La tromba d’aria abbattutasi sulla città di Taranto è stata come una sorta di punizione divina, scesa a spazzare via il dolore degli operai lacerati dall’angoscia e dalla paura di non poter più provvedere alle proprie famiglie, sul cancro che quella terribile fabbrica ha prodotto, su coloro i quali sono stati arrestati e su chi tra loro è ancora latitante, sugli stabilimenti sequestrati, sulle polemiche, sulla rabbia, sull’acciaio, sull’occupazione degli stabilimenti e nessuno, nessun magistrato può o potrà fermare la forza della natura, che si è abbattuta schiantando ogni cosa.
Chi non ha visto nel web o alla televisione quella terribile tromba d’aria, nera, plumbea, enorme, minacciosa? L’abbiamo vista avanzare, terribilmente simile all’inferno di Dante, così com’è stato sempre raffigurato.
E’ giunta inesorabile, potente, travolgendo cose e persone, come un monito su chi ha avvelenato una terra bellissima, ha seminato un veleno che forse resterà sempre a scorrere in un vortice anomalo e artificiale nel DNA di Taranto e dei suoi figli.

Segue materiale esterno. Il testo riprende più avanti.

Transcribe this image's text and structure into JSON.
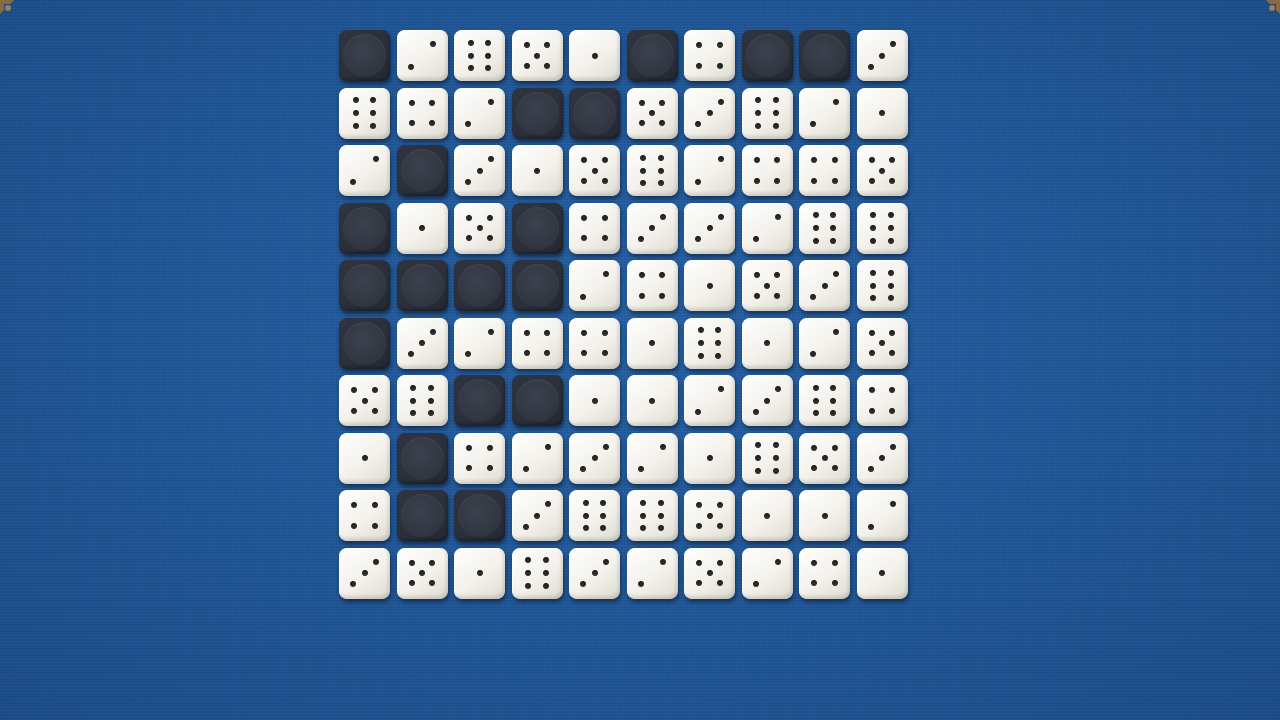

E’ stata una donna, un magistrato donna a far chiudere quella maledetta fabbrica, con grande coraggio, sprezzante del pericolo, mettendosi da sola contro giganti che farebbero indietreggiare chiunque, ma ora chi porrà rimedio a tutto questo sconvolgimento? Chi curerà le ferite e che ne sarà della vita e dell’avvenire degli operai e dei loro figli?
Non ci sono sentimenti di pietà nei confronti di chi ha permesso tutto questo, verso chi ha sottovalutato la media di tumori sviluppatesi nella zona, enormemente più elevata da altre zone del nostro paese.

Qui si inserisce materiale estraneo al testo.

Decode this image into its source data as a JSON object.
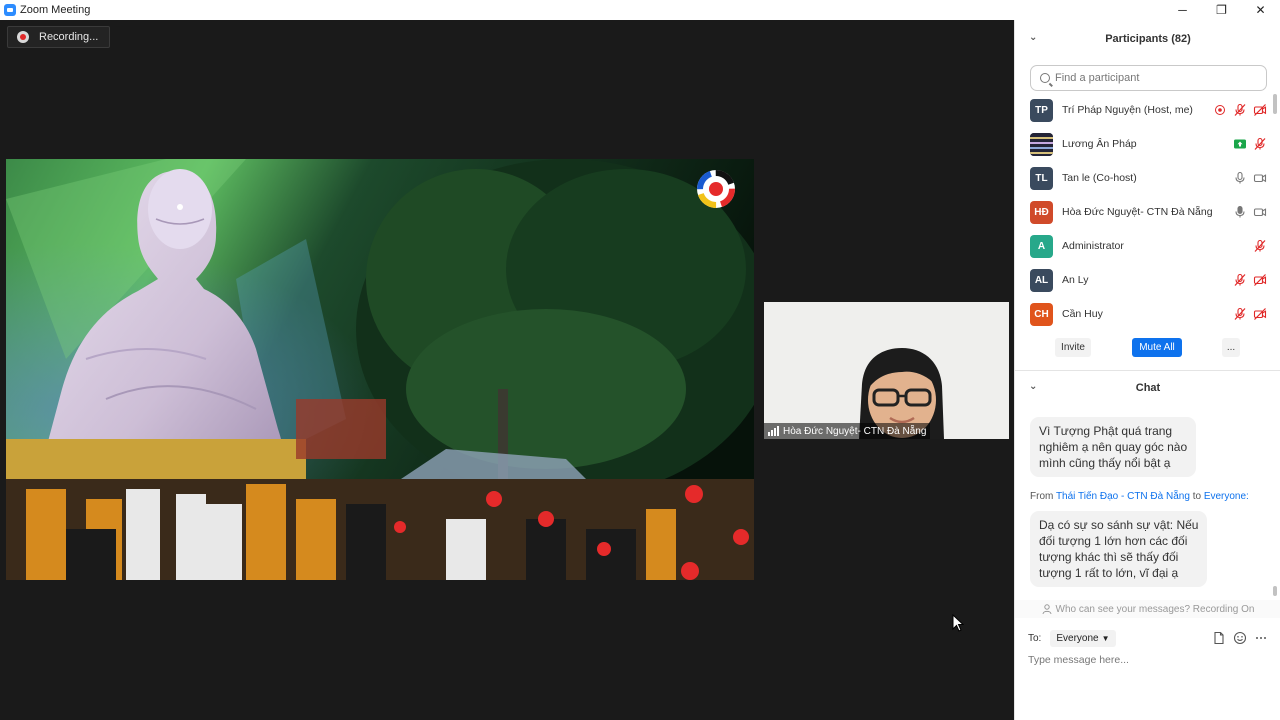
{
  "window": {
    "title": "Zoom Meeting",
    "minimize": "─",
    "maximize": "❐",
    "close": "✕"
  },
  "recording": {
    "label": "Recording..."
  },
  "thumbnail": {
    "name": "Hòa Đức Nguyệt- CTN Đà Nẵng"
  },
  "participants": {
    "title": "Participants (82)",
    "search_placeholder": "Find a participant",
    "list": [
      {
        "initials": "TP",
        "name": "Trí Pháp Nguyện (Host, me)",
        "color": "#3a4a5e",
        "audio": "muted",
        "video": "off",
        "recording": true
      },
      {
        "initials": "",
        "name": "Lương Ân Pháp",
        "color": "#2a2a38",
        "audio": "muted",
        "share": true,
        "photo": true
      },
      {
        "initials": "TL",
        "name": "Tan le (Co-host)",
        "color": "#3a4a5e",
        "audio": "on",
        "video": "on"
      },
      {
        "initials": "HĐ",
        "name": "Hòa Đức Nguyệt- CTN Đà Nẵng",
        "color": "#d04a2a",
        "audio": "active",
        "video": "on"
      },
      {
        "initials": "A",
        "name": "Administrator",
        "color": "#27a88a",
        "audio": "muted"
      },
      {
        "initials": "AL",
        "name": "An Ly",
        "color": "#3a4a5e",
        "audio": "muted",
        "video": "off"
      },
      {
        "initials": "CH",
        "name": "Cần Huy",
        "color": "#e0541c",
        "audio": "muted",
        "video": "off"
      }
    ],
    "invite": "Invite",
    "mute_all": "Mute All",
    "more": "..."
  },
  "chat": {
    "title": "Chat",
    "message1": [
      "Vì Tượng Phật quá trang",
      "nghiêm ạ nên quay góc nào",
      "mình cũng thấy nổi bật ạ"
    ],
    "from_prefix": "From",
    "from_sender": "Thái Tiến Đạo - CTN Đà Nẵng",
    "from_to": "to",
    "from_recipient": "Everyone:",
    "message2": [
      "Dạ có sự so sánh sự vật: Nếu",
      "đối tượng 1 lớn hơn các đối",
      "tượng khác thì sẽ thấy đối",
      "tượng 1 rất to lớn, vĩ đại ạ"
    ],
    "who_can_see": "Who can see your messages? Recording On",
    "to_label": "To:",
    "to_value": "Everyone",
    "input_placeholder": "Type message here..."
  },
  "colors": {
    "accent": "#0e72ed",
    "stage_bg": "#1a1a1a",
    "muted_red": "#e02828",
    "share_green": "#1aa64a"
  }
}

Abbiamo visto una gru roteare, le fiamme, e la devastazione dentro e fuori l’impianto, gli operai fuggire e alcuni tra loro sono dispersi, come se non avessero pagato abbastanza. Un fulmine è caduto su una delle ciminiere dell’Ilva, i cui pezzi si sono riversati su due tralicci dell’alta tensione. E’ stata bloccata anche la linea ferroviaria Bari-Taranto. I feriti provocati dalla tromba d’aria sarebbero una ventina. In prossimità di un camino dell’Ilva abbiamo visto levarsi fiamme che hanno divorato il cuore della città, forse prodotte dal fulmine. Molte lamiere sollevate da impianti Ilva bloccano le strade adiacenti.
Come può essere considerato ancora una risorsa per il Paese quell’acciaio, se è stato così grande il tributo di morte pagato?
La verità è che il Paese è a pezzi, inquinato fino al limite della sopportazione, abbandonato e non curato su quelle montagne che franano un po’ alla volta, e trascinano via con una forza inaudita ogni cosa. Ogni fenomeno naturale violento ci sovrasta, ci travolge, ci annienta e ci schianta. Non riusciamo ad arginare grandi nevicate, alluvioni o terremoti, perché questa natura un po’ alla volta si ribella e a quanto pare è lei a essere più forte.